На широком диване была навалена куча одежды; там было ржаво-красное одеяние с широким золотым орнаментом в виде драконов; там было одеяние глубокого, насыщенного голубого цвета, с серебряным, словно бы из лунного света, узором; там было платье из тяжелой и жесткой парчи, с пышной юбкой и прилегающим топом. Но были здесь также и прозрачные ткани, струящиеся, словно вода, холодного голубого цвета, цвета серых сумерек и цвета зеленой листвы. Вся куча светилась и переливалась, ибо у полупрозрачных тканей, казалось, был нижний слой из золотистых и серебристых материалов.
Хью посмотрел на них. Ему с его мужским восприятием было сложно понять, что вся эта куча обошлась в несколько скудных шиллингов, ибо над ней поработал художник, и сейчас глаза этого художника сияли, словно райские сады.

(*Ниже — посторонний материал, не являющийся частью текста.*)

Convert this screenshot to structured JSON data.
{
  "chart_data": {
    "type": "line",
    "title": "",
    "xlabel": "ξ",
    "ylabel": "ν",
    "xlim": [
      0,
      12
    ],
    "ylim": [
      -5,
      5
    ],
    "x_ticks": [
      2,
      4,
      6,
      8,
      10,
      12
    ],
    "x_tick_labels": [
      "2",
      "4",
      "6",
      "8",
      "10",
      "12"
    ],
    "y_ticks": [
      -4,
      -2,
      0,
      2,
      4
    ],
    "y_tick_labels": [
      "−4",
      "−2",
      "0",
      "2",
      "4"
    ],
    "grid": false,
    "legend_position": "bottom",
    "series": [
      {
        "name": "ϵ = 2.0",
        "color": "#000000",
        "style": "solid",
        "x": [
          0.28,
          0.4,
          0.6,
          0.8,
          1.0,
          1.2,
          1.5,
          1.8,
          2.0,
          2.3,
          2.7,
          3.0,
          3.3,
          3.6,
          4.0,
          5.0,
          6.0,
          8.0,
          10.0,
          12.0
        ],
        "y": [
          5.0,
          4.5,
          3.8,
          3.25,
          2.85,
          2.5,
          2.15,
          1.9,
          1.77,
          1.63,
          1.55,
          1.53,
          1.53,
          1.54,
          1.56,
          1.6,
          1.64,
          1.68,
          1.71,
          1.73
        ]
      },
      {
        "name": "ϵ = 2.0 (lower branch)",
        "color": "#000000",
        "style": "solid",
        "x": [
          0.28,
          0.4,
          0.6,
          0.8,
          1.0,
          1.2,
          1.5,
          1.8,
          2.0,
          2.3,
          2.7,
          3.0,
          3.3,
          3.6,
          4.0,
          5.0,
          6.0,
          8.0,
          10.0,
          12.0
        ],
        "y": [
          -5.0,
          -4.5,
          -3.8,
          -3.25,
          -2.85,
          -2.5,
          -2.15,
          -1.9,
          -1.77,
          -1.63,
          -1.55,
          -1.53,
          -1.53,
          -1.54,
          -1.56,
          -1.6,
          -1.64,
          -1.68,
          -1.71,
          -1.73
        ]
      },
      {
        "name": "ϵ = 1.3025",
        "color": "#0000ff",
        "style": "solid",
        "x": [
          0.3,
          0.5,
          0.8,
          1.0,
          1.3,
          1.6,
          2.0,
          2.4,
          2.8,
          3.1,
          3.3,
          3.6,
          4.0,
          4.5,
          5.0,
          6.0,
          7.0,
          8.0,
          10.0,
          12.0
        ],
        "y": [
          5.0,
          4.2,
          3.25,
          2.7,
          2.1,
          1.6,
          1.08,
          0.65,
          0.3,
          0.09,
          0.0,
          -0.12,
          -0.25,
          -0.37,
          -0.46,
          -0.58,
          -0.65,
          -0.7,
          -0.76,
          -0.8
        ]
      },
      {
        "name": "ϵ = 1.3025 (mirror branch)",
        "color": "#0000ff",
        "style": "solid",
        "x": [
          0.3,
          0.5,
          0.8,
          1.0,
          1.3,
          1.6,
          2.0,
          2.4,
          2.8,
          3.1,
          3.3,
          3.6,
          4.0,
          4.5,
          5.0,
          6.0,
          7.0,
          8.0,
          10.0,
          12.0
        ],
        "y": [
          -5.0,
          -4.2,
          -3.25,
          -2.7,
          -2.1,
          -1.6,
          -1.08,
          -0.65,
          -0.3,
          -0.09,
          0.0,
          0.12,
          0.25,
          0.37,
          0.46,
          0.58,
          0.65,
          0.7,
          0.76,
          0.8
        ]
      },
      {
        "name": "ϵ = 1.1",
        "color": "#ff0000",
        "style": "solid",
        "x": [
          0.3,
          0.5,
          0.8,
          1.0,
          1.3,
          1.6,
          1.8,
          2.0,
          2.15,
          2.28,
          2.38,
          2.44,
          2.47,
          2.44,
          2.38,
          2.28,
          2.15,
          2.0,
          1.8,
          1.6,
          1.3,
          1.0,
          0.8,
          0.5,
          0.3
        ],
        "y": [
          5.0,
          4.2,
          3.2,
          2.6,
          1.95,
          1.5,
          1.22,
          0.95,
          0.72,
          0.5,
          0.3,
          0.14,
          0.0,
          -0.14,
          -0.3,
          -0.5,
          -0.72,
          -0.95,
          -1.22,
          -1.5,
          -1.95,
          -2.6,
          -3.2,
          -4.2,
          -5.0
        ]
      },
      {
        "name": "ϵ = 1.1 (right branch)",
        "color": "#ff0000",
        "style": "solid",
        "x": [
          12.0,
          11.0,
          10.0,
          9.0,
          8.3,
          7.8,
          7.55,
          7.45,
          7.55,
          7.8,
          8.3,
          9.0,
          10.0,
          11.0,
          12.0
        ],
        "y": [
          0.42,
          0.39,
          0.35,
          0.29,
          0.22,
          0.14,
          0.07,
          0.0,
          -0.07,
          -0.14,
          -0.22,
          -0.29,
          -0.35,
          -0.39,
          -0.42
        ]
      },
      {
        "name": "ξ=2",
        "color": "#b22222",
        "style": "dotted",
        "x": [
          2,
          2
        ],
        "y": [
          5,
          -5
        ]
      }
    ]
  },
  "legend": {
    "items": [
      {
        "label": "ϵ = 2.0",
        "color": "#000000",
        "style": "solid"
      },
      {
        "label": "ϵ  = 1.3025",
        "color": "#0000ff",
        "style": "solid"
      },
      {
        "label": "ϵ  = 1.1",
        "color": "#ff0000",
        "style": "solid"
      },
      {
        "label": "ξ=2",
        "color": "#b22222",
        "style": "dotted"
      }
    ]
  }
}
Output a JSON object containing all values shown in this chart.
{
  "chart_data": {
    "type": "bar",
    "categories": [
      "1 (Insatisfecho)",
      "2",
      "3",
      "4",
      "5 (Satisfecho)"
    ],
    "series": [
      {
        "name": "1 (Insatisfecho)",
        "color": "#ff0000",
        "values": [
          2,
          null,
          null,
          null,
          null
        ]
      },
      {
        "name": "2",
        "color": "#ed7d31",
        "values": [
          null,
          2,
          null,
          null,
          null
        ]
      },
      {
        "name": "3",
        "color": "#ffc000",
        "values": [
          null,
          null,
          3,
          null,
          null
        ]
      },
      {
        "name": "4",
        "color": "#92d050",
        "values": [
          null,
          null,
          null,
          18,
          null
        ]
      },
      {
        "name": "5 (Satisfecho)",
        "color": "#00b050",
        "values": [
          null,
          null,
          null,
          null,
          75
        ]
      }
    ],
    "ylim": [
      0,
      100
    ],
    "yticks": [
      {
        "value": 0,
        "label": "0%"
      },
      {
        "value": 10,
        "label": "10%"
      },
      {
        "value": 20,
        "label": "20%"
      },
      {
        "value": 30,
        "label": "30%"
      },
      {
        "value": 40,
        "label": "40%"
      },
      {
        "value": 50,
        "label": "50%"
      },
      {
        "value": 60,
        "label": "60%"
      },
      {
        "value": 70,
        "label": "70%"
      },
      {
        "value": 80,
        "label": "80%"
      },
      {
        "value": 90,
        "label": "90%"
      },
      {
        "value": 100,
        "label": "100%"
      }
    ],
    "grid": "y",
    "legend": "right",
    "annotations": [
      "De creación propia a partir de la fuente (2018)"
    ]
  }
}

— У тебя будут драгоценности, чтобы выходить в этом, Мона, — сказал он вдруг. Он был захвачен новой идеей, которая внезапно пришла ему в голову. У принцессы эпохи Возрождения должен быть дворец стиле эпохи Возрождения где-нибудь в той части Лондона, где собирается богема. Он поселил бы ее так, как Амброзиус, будь у него кардинальская шляпа, поселил бы свою любовницу. Он не слышал разоблачающего признания Моны о том, что она была бы никудышной женой, но первоклассной любовницей, но был довольно проницателен, да и достаточно повидал в жизни, пусть даже только как зритель, чтобы догадаться об этом самостоятельно. Ввести Мону в свой социальный круг будет кошмаром для обоих — и Моны, и социального круга. Мона всегда будет гулящей кошкой, для которой нужно держать форточку открытой. На ферме они будут устраивать пикники с Глупышкой Лиззи и Биллом; жить они будут в Лондоне, так, как живут все художники; они будут, в сущности, жить для себя, а не для своих соседей, окружения, родственников или потомков. Почему, вообще говоря, мы должны что-то делать для потомков? Разве потомки когда-либо делали что-нибудь для нас?
Мона исчезла за лестницей, чтобы в следующий момент вернуться одетой в свои обычные вещи и держащей в руках роскошное одеяние, собрала в кучу все сияющие ткани и пошла прочь в своей обычной манере, через внутренний двор к фермерскому дому, а за ней последовал Хью. Красота исчезла; Мона вернулась к нормальному состоянию, снова став самой собой; но Хью помнил отблеск другой ее части, принадлежащей эпохе Возрождения, которая лежала под всем этим, ожидая, что ее призовут к жизни, и он бы не хотел о ней забывать.
***
Наступил день, когда они все вместе упаковались в Роллс-Ройс и направились в деревенскую церковь, чтобы понаблюдать за бракосочетанием Билли и Глупышки. Там были Мистер и Миссис Хаггинс; они наслаждались любой возможностью позлить мисс Памфри, которая держалась с ними неизменно высокомерно, не смотря на то, что была им многим обязана; кроме того, они считали Хью своим личным достоянием. Мистер Пинкер не присутствовал, хотя он появился на свадебном завтраке, внес свою долю и подарил что-то еще, объяснив извиняющимся тоном, что не желает ссориться с мисс Памфри и викарием. Была здесь и миссис Паско, к ужасу Глупышки Лиззи, которая была уверена, что та пришла воспрепятствовать их обручению и которую с огромным трудом удалось отговорить от намерения развернуться и убежать прочь. Но Миссис Паско изменила свои взгляды, когда услышала, что мисс Памфри пришла в ярость от мысли о том, что какая-либо ее сиротка может выйти замуж, и хотела попросить помощи закона, чтобы остановить эту непристойность. Изменив свое отношение, она была полна энтузиазма — по крайней мере, пока. Викарий смотрел на них с кислым лицом и побил все рекорды по скорости чтения речи в епархии. После этого в гостинице «Грин Мэн» была знатная попойка и мистера Хаггинса пришлось везти через пустошь в кабриолете мистера Пинкера, поскольку сам он был не способен никуда дойти; прежде ничего подобного на памяти живущих не происходило и вероятно было обусловлено непосредственным диониссийским влиянием контингента, живущего на Монашеской Ферме. Потом Билл с Глупышкой уехали на неделю в Саутенд за счет Хью и задержались там еще на одну неделю за счет налогоплательщиков, поскольку были пьяны и вели себя буйно.